For many western officials, since the opacity of Iran's nuclear program still remained contentious, Iran's full cooperation with the International Atomic Energy Agency (IAEA) is thus seen as an imperative if talks are to lead to a mutual understanding.
According to the source, much of the obstacles that prevented past negotiations from reaching their objective to find a viable point-by-point compromise have been removed, so the chance this time is really good to reach a framework achievement.
An anonymous negotiator told Xinhua that if the major things go well, the most possible time to "announce something" is the coming Monday.
However, whether the understanding will be a concrete document or a joint statement remained unknown.

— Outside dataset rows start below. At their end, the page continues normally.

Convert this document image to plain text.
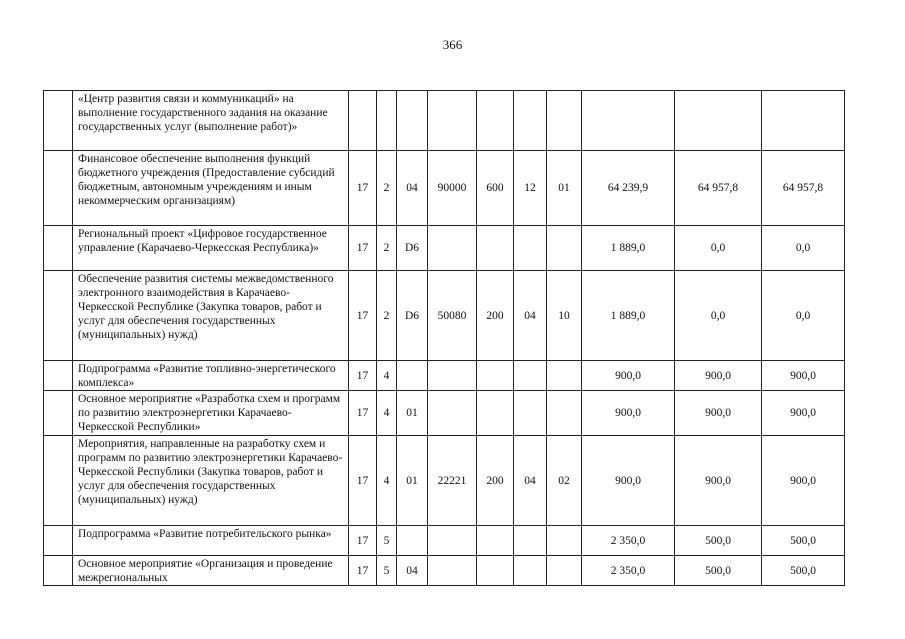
366
	«Центр развития связи и коммуникаций» на выполнение государственного задания на оказание государственных услуг (выполнение работ)»										
	Финансовое обеспечение выполнения функций бюджетного учреждения (Предоставление субсидий бюджетным, автономным учреждениям и иным некоммерческим организациям)	17	2	04	90000	600	12	01	64 239,9	64 957,8	64 957,8
	Региональный проект «Цифровое государственное управление (Карачаево-Черкесская Республика)»	17	2	D6					1 889,0	0,0	0,0
	Обеспечение развития системы межведомственного электронного взаимодействия в Карачаево-Черкесской Республике (Закупка товаров, работ и услуг для обеспечения государственных (муниципальных) нужд)	17	2	D6	50080	200	04	10	1 889,0	0,0	0,0
	Подпрограмма «Развитие топливно-энергетического комплекса»	17	4						900,0	900,0	900,0
	Основное мероприятие «Разработка схем и программ по развитию электроэнергетики Карачаево-Черкесской Республики»	17	4	01					900,0	900,0	900,0
	Мероприятия, направленные на разработку схем и программ по развитию электроэнергетики Карачаево-Черкесской Республики (Закупка товаров, работ и услуг для обеспечения государственных (муниципальных) нужд)	17	4	01	22221	200	04	02	900,0	900,0	900,0
	Подпрограмма «Развитие потребительского рынка»	17	5						2 350,0	500,0	500,0
	Основное мероприятие «Организация и проведение межрегиональных	17	5	04					2 350,0	500,0	500,0
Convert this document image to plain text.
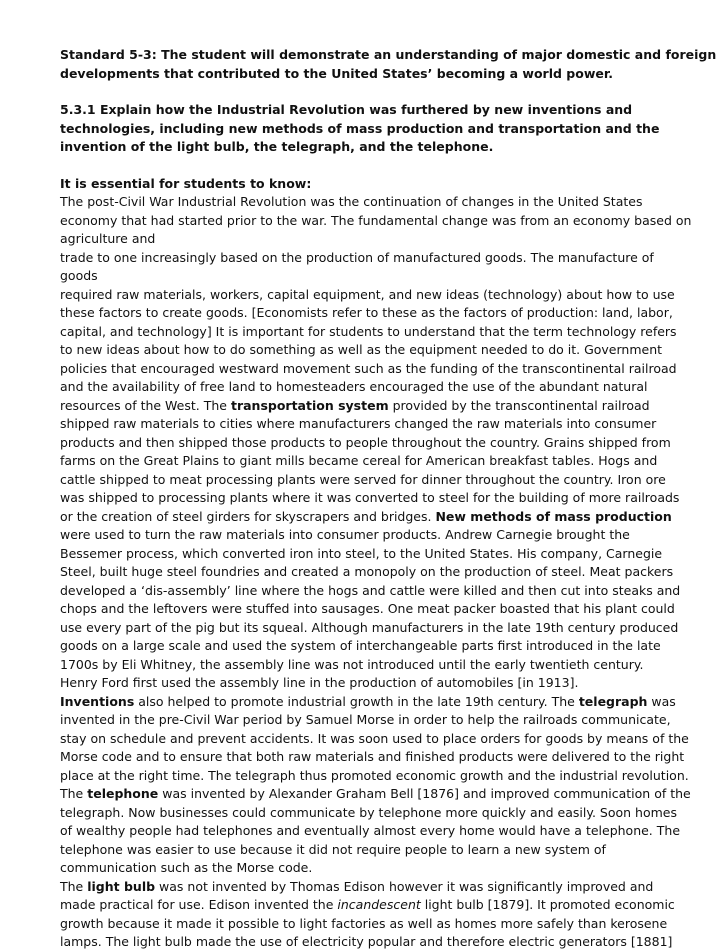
Standard 5-3: The student will demonstrate an understanding of major domestic and foreign
developments that contributed to the United States’ becoming a world power.
5.3.1 Explain how the Industrial Revolution was furthered by new inventions and
technologies, including new methods of mass production and transportation and the
invention of the light bulb, the telegraph, and the telephone.
It is essential for students to know:
The post-Civil War Industrial Revolution was the continuation of changes in the United States
economy that had started prior to the war. The fundamental change was from an economy based on
agriculture and
trade to one increasingly based on the production of manufactured goods. The manufacture of
goods
required raw materials, workers, capital equipment, and new ideas (technology) about how to use
these factors to create goods. [Economists refer to these as the factors of production: land, labor,
capital, and technology] It is important for students to understand that the term technology refers
to new ideas about how to do something as well as the equipment needed to do it. Government
policies that encouraged westward movement such as the funding of the transcontinental railroad
and the availability of free land to homesteaders encouraged the use of the abundant natural
resources of the West. The transportation system provided by the transcontinental railroad
shipped raw materials to cities where manufacturers changed the raw materials into consumer
products and then shipped those products to people throughout the country. Grains shipped from
farms on the Great Plains to giant mills became cereal for American breakfast tables. Hogs and
cattle shipped to meat processing plants were served for dinner throughout the country. Iron ore
was shipped to processing plants where it was converted to steel for the building of more railroads
or the creation of steel girders for skyscrapers and bridges. New methods of mass production
were used to turn the raw materials into consumer products. Andrew Carnegie brought the
Bessemer process, which converted iron into steel, to the United States. His company, Carnegie
Steel, built huge steel foundries and created a monopoly on the production of steel. Meat packers
developed a ‘dis-assembly’ line where the hogs and cattle were killed and then cut into steaks and
chops and the leftovers were stuffed into sausages. One meat packer boasted that his plant could
use every part of the pig but its squeal. Although manufacturers in the late 19th century produced
goods on a large scale and used the system of interchangeable parts first introduced in the late
1700s by Eli Whitney, the assembly line was not introduced until the early twentieth century.
Henry Ford first used the assembly line in the production of automobiles [in 1913].
Inventions also helped to promote industrial growth in the late 19th century. The telegraph was
invented in the pre-Civil War period by Samuel Morse in order to help the railroads communicate,
stay on schedule and prevent accidents. It was soon used to place orders for goods by means of the
Morse code and to ensure that both raw materials and finished products were delivered to the right
place at the right time. The telegraph thus promoted economic growth and the industrial revolution.
The telephone was invented by Alexander Graham Bell [1876] and improved communication of the
telegraph. Now businesses could communicate by telephone more quickly and easily. Soon homes
of wealthy people had telephones and eventually almost every home would have a telephone. The
telephone was easier to use because it did not require people to learn a new system of
communication such as the Morse code.
The light bulb was not invented by Thomas Edison however it was significantly improved and
made practical for use. Edison invented the incandescent light bulb [1879]. It promoted economic
growth because it made it possible to light factories as well as homes more safely than kerosene
lamps. The light bulb made the use of electricity popular and therefore electric generators [1881]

On Nov 24 of 2013, the P5+1 (the United States, Russia, China, France, Britain, plus Germany) and Iran reached a first-step agreement on Iran's nuclear program, the Geneva 2013 Joint Plan of Action, which demanded Iran suspend some sensitive nuclear activities in exchange of limited sanction relief to buy time for the diplomatic effort to resolve the issue.
Since then, the P5+1 and Iran have twice missed self-imposed deadlines for a final and comprehensive accord, respectively in June and November last year, and the negotiators then set March 31 of 2015 as a new deadline for a political framework agreement and June 30 for the final deal.
From the beginning of 2015, the six major world countries have been negotiating with Iran almost nonstop, round after round and meeting after meeting, in an effort to put Iran's nuclear program under international control in return for easing of sanctions.